You’d think that Southern Cal would be crushed going down like it did. And indeed, there was disappointment. Many had tabbed them as one of the favorites to win a title, what with their record of success and all.
But Southern Cal coach Peter Smith is also a friend of Diaz and a fan of Athens as a venue and he knows what all they’ve been dealing with here. In addition to the off-court controversy is the NCAA’s recent decision to take the tournament elsewhere for the next five years.
It will be the longest absence from Athens since they went to a team format in 1977.
“No matter what happens there are amazing memories here,” Smith said of UGA as the venue. “The tournament shouldn’t be taken away. It should be here more often than not, if not every year than every other year. It’s a special place, and hats off to UGA.”
Smith was among the 32 coaches that attended an organizational meeting at here at the Dan Magill Tennis Complex Wednesday night. He said ahead of time he planned to “express my displeasure to the powers that be” that Georgia has been left out of the NCAA’s tournament plans for the next five years.
I’m assuming Kelsey Cermak was also in attendance and heard from Smith (and perhaps a Georgia rep or two). She is the “primary men’s liaison” for the tennis committee that left out Georgia when it decided on hosts for the four tournaments after next year’s appearance at Wake Forest.
Cermak was actually on site Thursday and I tracked her down to ask her some questions about the bid process, how it worked and, honestly, why UGA was passed over.

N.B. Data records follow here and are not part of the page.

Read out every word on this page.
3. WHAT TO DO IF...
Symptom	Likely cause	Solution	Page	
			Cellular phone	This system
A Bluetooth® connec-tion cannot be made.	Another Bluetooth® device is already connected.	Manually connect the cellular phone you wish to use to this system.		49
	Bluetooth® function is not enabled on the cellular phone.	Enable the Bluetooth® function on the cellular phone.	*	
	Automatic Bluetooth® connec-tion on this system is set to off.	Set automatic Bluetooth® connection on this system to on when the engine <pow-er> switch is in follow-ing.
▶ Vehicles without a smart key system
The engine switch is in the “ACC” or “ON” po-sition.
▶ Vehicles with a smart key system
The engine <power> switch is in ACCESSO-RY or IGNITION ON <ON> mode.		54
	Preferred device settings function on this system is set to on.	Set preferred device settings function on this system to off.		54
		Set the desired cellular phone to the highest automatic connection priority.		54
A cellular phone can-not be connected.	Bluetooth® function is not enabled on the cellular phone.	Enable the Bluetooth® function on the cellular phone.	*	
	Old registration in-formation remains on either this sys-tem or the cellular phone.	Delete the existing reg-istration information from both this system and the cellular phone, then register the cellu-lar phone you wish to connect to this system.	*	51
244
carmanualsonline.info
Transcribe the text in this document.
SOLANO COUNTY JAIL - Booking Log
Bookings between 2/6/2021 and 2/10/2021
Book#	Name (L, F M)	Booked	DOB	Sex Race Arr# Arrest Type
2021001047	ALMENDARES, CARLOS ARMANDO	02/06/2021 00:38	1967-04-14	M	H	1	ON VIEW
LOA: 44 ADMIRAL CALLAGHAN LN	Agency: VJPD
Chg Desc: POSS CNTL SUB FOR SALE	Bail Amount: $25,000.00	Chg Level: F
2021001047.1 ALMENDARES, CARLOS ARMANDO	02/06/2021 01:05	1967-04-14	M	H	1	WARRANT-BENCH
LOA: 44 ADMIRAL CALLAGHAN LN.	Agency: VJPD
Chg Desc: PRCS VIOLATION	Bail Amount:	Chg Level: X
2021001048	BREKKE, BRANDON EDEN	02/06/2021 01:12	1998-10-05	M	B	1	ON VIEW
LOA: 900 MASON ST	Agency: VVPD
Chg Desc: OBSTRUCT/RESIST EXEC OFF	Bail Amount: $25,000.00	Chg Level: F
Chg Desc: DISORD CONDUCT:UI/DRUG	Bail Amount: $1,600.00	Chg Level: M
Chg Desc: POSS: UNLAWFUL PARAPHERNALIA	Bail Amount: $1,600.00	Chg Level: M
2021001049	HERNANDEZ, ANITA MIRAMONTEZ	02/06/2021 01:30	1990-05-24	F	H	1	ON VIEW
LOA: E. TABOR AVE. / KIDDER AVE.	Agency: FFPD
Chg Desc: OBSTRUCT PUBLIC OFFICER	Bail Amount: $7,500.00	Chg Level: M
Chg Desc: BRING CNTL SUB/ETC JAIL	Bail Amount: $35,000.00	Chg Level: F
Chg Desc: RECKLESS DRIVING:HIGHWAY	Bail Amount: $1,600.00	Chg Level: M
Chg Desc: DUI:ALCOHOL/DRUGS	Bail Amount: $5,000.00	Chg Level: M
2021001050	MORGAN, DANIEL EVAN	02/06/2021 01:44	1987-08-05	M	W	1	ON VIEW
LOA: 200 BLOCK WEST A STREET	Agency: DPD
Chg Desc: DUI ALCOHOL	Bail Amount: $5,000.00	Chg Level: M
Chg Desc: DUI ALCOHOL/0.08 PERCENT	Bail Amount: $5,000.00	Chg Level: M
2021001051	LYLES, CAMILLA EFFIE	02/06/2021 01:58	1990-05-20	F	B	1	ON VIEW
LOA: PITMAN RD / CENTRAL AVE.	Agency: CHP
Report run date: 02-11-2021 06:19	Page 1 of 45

Standing right there in front of me, she said she’d need me to call somebody in Indianapolis. I got Gail Dent’s voicemail, left a message and didn’t hear back. Typical corporate run-around.
Nevertheless, I’d done a little research — I know, hard to believe — and the numbers really support the argument of the NCAA bringing its tournament here as often as possible, as Smith suggests. Georgia hosted the men’s tournament here 23 times between 1977 and 2005 and the average attendance was 14,983. The average crowd for the other six places it was held in that span was 9,284.
More recently, since they combined the men’s and women’s tournaments at one venue, UGA has served as host four times and drawn and average of 16,766 spectators to those events. The average for the seven other host sites: 10,340.
At this writing, they hadn’t yet figured how many fans were on hand for the first day’s session on Thursday. I can only tell you that for the Georgia-USC match the stands at the Henry Feild Stadium courts were packed nearly to the brim. And the crowd was into it.
It was first experience of anything of this sort for Zielinski, a sophomore from Poland.
“It felt incredible,” he said. “I’d heard stories about how it feels to play here during the NCAAs. People said it was the greatest crowd in college tennis. I’ve got to say it was incredible.”
Yes, the barks were back, and they will be for a couple more days at least. The fifth-seeded Lady Dogs play Pepperdine Friday at 4 and Diaz’s Dogs are back Saturday at 4 versus UCLA.